As we entered the sixties my days as an only child came to an end when my brother was born, I remember the day. He was born at home and I was downstairs when dad opened the living room door and told me I had a brother. As I type this i’ts as though I’m back there, the memories just come flooding back.

A year later I found myself at grammar school after fluking the eleven plus, looking back now I can fully understand the pride my dad felt, I was embarking on a path denied to him, no wonder my uniform was immaculate. Mind you fast forward to sixty five and I was being sent home to change because it wasn’t deemed correct to emulate the Stones taste for fashion at school!

Through the sixties dad had moved up the career ladder and was literally running the small building firms who he worked for. Obtain the jobs, price and then run them and get the money in. This also led to us moving away from Tottenham to Chigwell. This in itself was unusual because the normal move was up the A10 to Hertfordshire but it seems that destiny called us across to the East.

By the end of the decade I found myself following in dad’s footsteps by entering the management structure of the Construction industry, looking back now it’s easy to see where it was all going to inevitably lead.

During my teenage years like everyone else I moved away from the parental influence but fate was to bring us all back together as the sixties passed by and we entered the seventies.

I was now married and with a mortgage of my own, embarking on my career when dad told me he was packing up his job and was going it alone.

Within six months I had joined him, a huge risk at the time but I remember thinking it was the right thing to do. It was as if fate was saying it’s the only thing to do.

From then on until the day he died we spent at least some part of the working day together, looking back now that’s probably more time than most would spend with their dad over a full lifetime.

We shared many ups and downs, good times, bad times. We argued, we laughed and we very nearly cracked it. We certainly lived the seventies and eighties dream.

Dad owned his dream car, a convertible red Mercedes and a pukka sailing boat. Holidays on cruise ships were the order of the day. Life was good.

From a materialistic point of view we pretty much had it all, but do you know, we only managed one days fishing during those fifteen years.

So success of sorts but at a price.

In July 1985 my dad was diagnosed  and within three months he was gone.

It was and still is a devastating blow.

That August we sat on a bench in Chelmsford and we talked. He talked to me in depth, he opened up a little and those moments and words he spoke are etched in my mind forever.

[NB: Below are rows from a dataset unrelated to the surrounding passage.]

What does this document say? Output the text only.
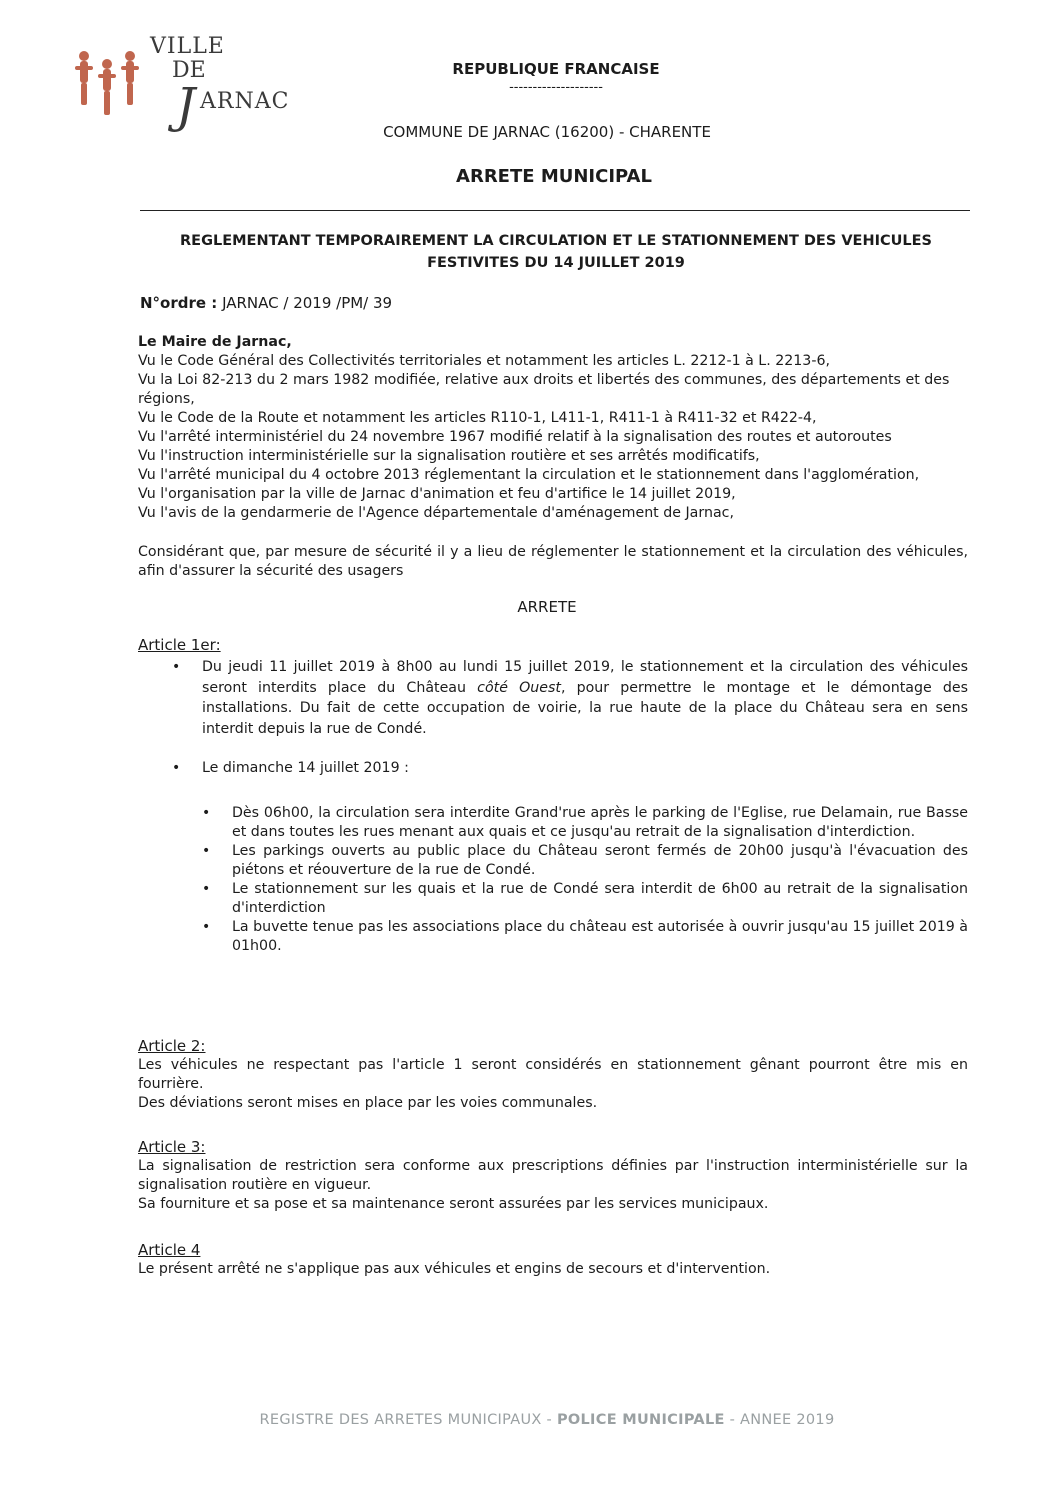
VILLE
DE
J ARNAC
REPUBLIQUE FRANCAISE
--------------------
COMMUNE DE JARNAC (16200) - CHARENTE
ARRETE MUNICIPAL
REGLEMENTANT TEMPORAIREMENT LA CIRCULATION ET LE STATIONNEMENT DES VEHICULES
FESTIVITES DU 14 JUILLET 2019
N°ordre : JARNAC / 2019 /PM/ 39

Le Maire de Jarnac,

Vu le Code Général des Collectivités territoriales et notamment les articles L. 2212-1 à L. 2213-6,

Vu la Loi 82-213 du 2 mars 1982 modifiée, relative aux droits et libertés des communes, des départements et des régions,

Vu le Code de la Route et notamment les articles R110-1, L411-1, R411-1 à R411-32 et R422-4,

Vu l'arrêté interministériel du 24 novembre 1967 modifié relatif à la signalisation des routes et autoroutes

Vu l'instruction interministérielle sur la signalisation routière et ses arrêtés modificatifs,

Vu l'arrêté municipal du 4 octobre 2013 réglementant la circulation et le stationnement dans l'agglomération,

Vu l'organisation par la ville de Jarnac d'animation et feu d'artifice le 14 juillet 2019,

Vu l'avis de la gendarmerie de l'Agence départementale d'aménagement de Jarnac,

Considérant que, par mesure de sécurité il y a lieu de réglementer le stationnement et la circulation des véhicules, afin d'assurer la sécurité des usagers
ARRETE
Article 1er:
• Du jeudi 11 juillet 2019 à 8h00 au lundi 15 juillet 2019, le stationnement et la circulation des véhicules seront interdits place du Château côté Ouest, pour permettre le montage et le démontage des installations. Du fait de cette occupation de voirie, la rue haute de la place du Château sera en sens interdit depuis la rue de Condé.
• Le dimanche 14 juillet 2019 :
• Dès 06h00, la circulation sera interdite Grand'rue après le parking de l'Eglise, rue Delamain, rue Basse et dans toutes les rues menant aux quais et ce jusqu'au retrait de la signalisation d'interdiction.
• Les parkings ouverts au public place du Château seront fermés de 20h00 jusqu'à l'évacuation des piétons et réouverture de la rue de Condé.
• Le stationnement sur les quais et la rue de Condé sera interdit de 6h00 au retrait de la signalisation d'interdiction
• La buvette tenue pas les associations place du château est autorisée à ouvrir jusqu'au 15 juillet 2019 à 01h00.
Article 2:
Les véhicules ne respectant pas l'article 1 seront considérés en stationnement gênant pourront être mis en fourrière.
Des déviations seront mises en place par les voies communales.
Article 3:
La signalisation de restriction sera conforme aux prescriptions définies par l'instruction interministérielle sur la signalisation routière en vigueur.
Sa fourniture et sa pose et sa maintenance seront assurées par les services municipaux.
Article 4
Le présent arrêté ne s'applique pas aux véhicules et engins de secours et d'intervention.
REGISTRE DES ARRETES MUNICIPAUX - POLICE MUNICIPALE - ANNEE 2019
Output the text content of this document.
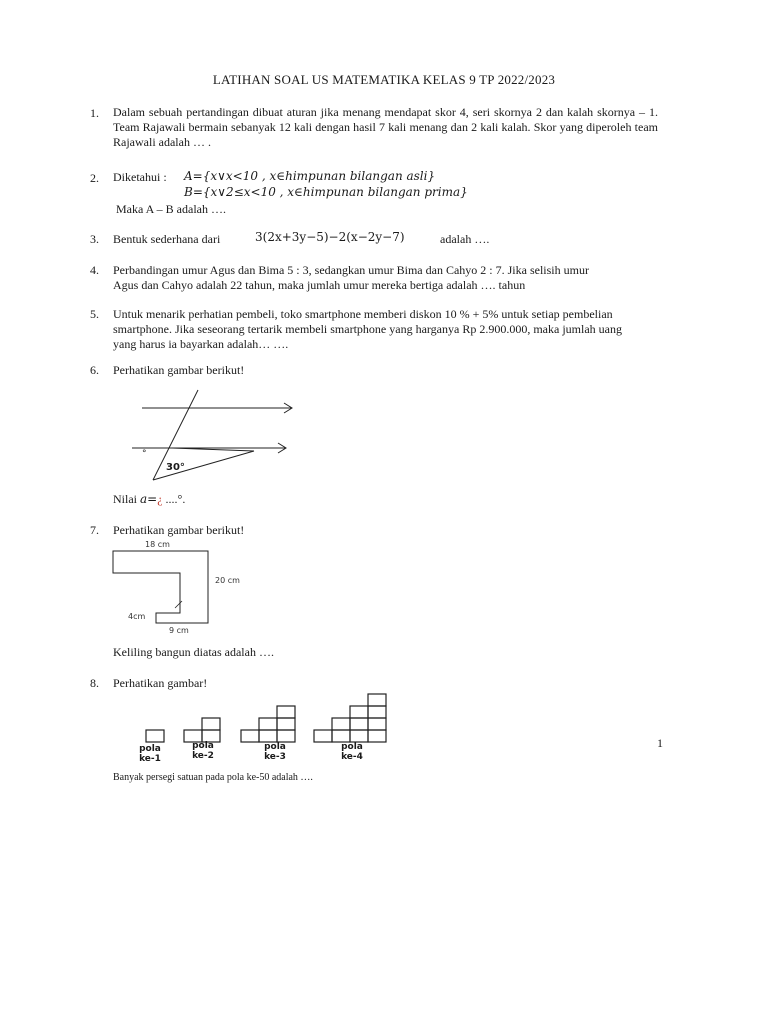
LATIHAN SOAL US MATEMATIKA KELAS 9 TP 2022/2023
1. Dalam sebuah pertandingan dibuat aturan jika menang mendapat skor 4, seri skornya 2 dan kalah skornya – 1. Team Rajawali bermain sebanyak 12 kali dengan hasil 7 kali menang dan 2 kali kalah. Skor yang diperoleh team Rajawali adalah … .
2. Diketahui : A={x∨x<10 , x∈himpunan bilangan asli}
B={x∨2≤x<10 , x∈himpunan bilangan prima}
Maka A – B adalah ….
3. Bentuk sederhana dari	3(2x+3y−5)−2(x−2y−7)	adalah ….
4. Perbandingan umur Agus dan Bima 5 : 3, sedangkan umur Bima dan Cahyo 2 : 7. Jika selisih umur
Agus dan Cahyo adalah 22 tahun, maka jumlah umur mereka bertiga adalah …. tahun
5. Untuk menarik perhatian pembeli, toko smartphone memberi diskon 10 % + 5% untuk setiap pembelian
smartphone. Jika seseorang tertarik membeli smartphone yang harganya Rp 2.900.000, maka jumlah uang
yang harus ia bayarkan adalah… ….
6. Perhatikan gambar berikut!
°
30°
Nilai a=¿ ....°.
7. Perhatikan gambar berikut!
18 cm
20 cm
4cm
9 cm
Keliling bangun diatas adalah ….
8. Perhatikan gambar!
pola
ke-1
pola
ke-2
pola
ke-3
pola
ke-4
Banyak persegi satuan pada pola ke-50 adalah ….
1
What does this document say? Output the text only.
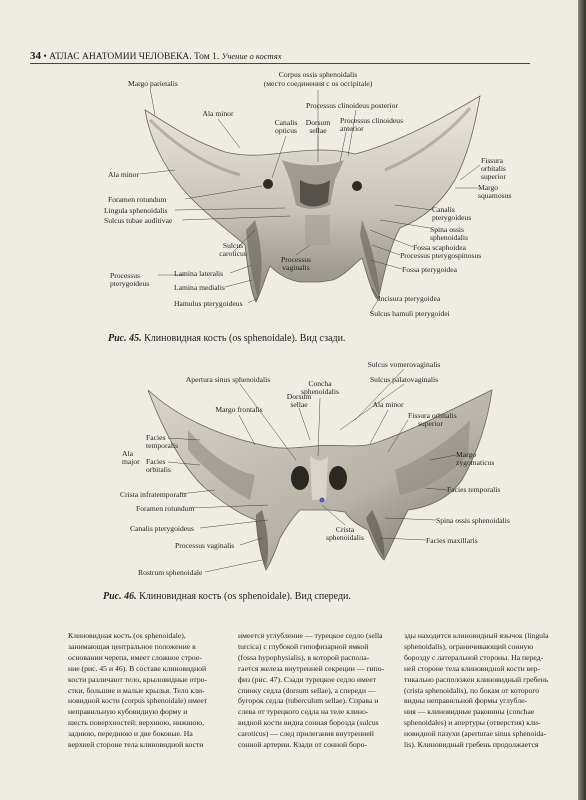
34 • АТЛАС АНАТОМИИ ЧЕЛОВЕКА. Том 1. Учение о костях
Margo parietalis
Corpus ossis sphenoidalis
(место соединения с os occipitale)
Processus clinoideus posterior
Ala minor
Canalis
opticus
Dorsum
sellae
Processus clinoideus
anterior
Ala minor
Fissura
orbitalis
superior
Margo
squamosus
Foramen rotundum
Lingula sphenoidalis
Sulcus tubae auditivae
Canalis
pterygoideus
Spina ossis
sphenoidalis
Fossa scaphoidea
Sulcus
caroticus	Processus pterygospinosus
Processus
vaginalis	Fossa pterygoidea
Lamina lateralis
Processus
pterygoideus	Lamina medialis
Incisura pterygoidea
Hamulus pterygoideus
Sulcus hamuli pterygoidei
Рис. 45. Клиновидная кость (os sphenoidale). Вид сзади.
Sulcus vomerovaginalis
Apertura sinus sphenoidalis	Concha
sphenoidalis
Sulcus palatovaginalis
Dorsum
sellae
Margo frontalis
Ala minor
Fissura orbitalis
superior
Ala
major
Facies
temporalis
Facies
orbitalis
Margo
zygomaticus
Facies temporalis
Crista infratemporalis
Foramen rotundum
Spina ossis sphenoidalis
Canalis pterygoideus	Crista
sphenoidalis	Facies maxillaris
Processus vaginalis
Rostrum sphenoidale
Рис. 46. Клиновидная кость (os sphenoidale). Вид спереди.

Клиновидная кость (os sphenoidale),

занимающая центральное положение в

основании черепа, имеет сложное строе-

ние (рис. 45 и 46). В составе клиновидной

кости различают тело, крыловидные отро-

стки, большие и малые крылья. Тело кли-

новидной кости (corpus sphenoidale) имеет

неправильную кубовидную форму и

шесть поверхностей: верхнюю, нижнюю,

заднюю, переднюю и две боковые. На

верхней стороне тела клиновидной кости

имеется углубление — турецкое седло (sella

turcica) с глубокой гипофизарной ямкой

(fossa hypophysialis), в которой распола-

гается железа внутренней секреции — гипо-

физ (рис. 47). Сзади турецкое седло имеет

спинку седла (dorsum sellae), а спереди —

бугорок седла (tuberculum sellae). Справа и

слева от турецкого седла на теле клино-

видной кости видна сонная борозда (sulcus

caroticus) — след прилегания внутренней

сонной артерии. Кзади от сонной боро-

зды находится клиновидный язычок (lingula

sphenoidalis), ограничивающий сонную

борозду с латеральной стороны. На перед-

ней стороне тела клиновидной кости вер-

тикально расположен клиновидный гребень

(crista sphenoidalis), по бокам от которого

видны неправильной формы углубле-

ния — клиновидные раковины (conchae

sphenoidales) и апертуры (отверстия) кли-

новидной пазухи (aperturae sinus sphenoida-

lis). Клиновидный гребень продолжается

Dad came from a time when you didn’t really speak to your kids, it wasn’t the done thing, not like today when our kids know more about us than we know ourselves.

His influence on me has become so much more apparent as the years go by, I wish he could have been around to see his grandchildren grow up and prosper in their own right.

So this coming week will find me deep in contemplative thought as I look back and remember my dad and thank him for all the good times we shared.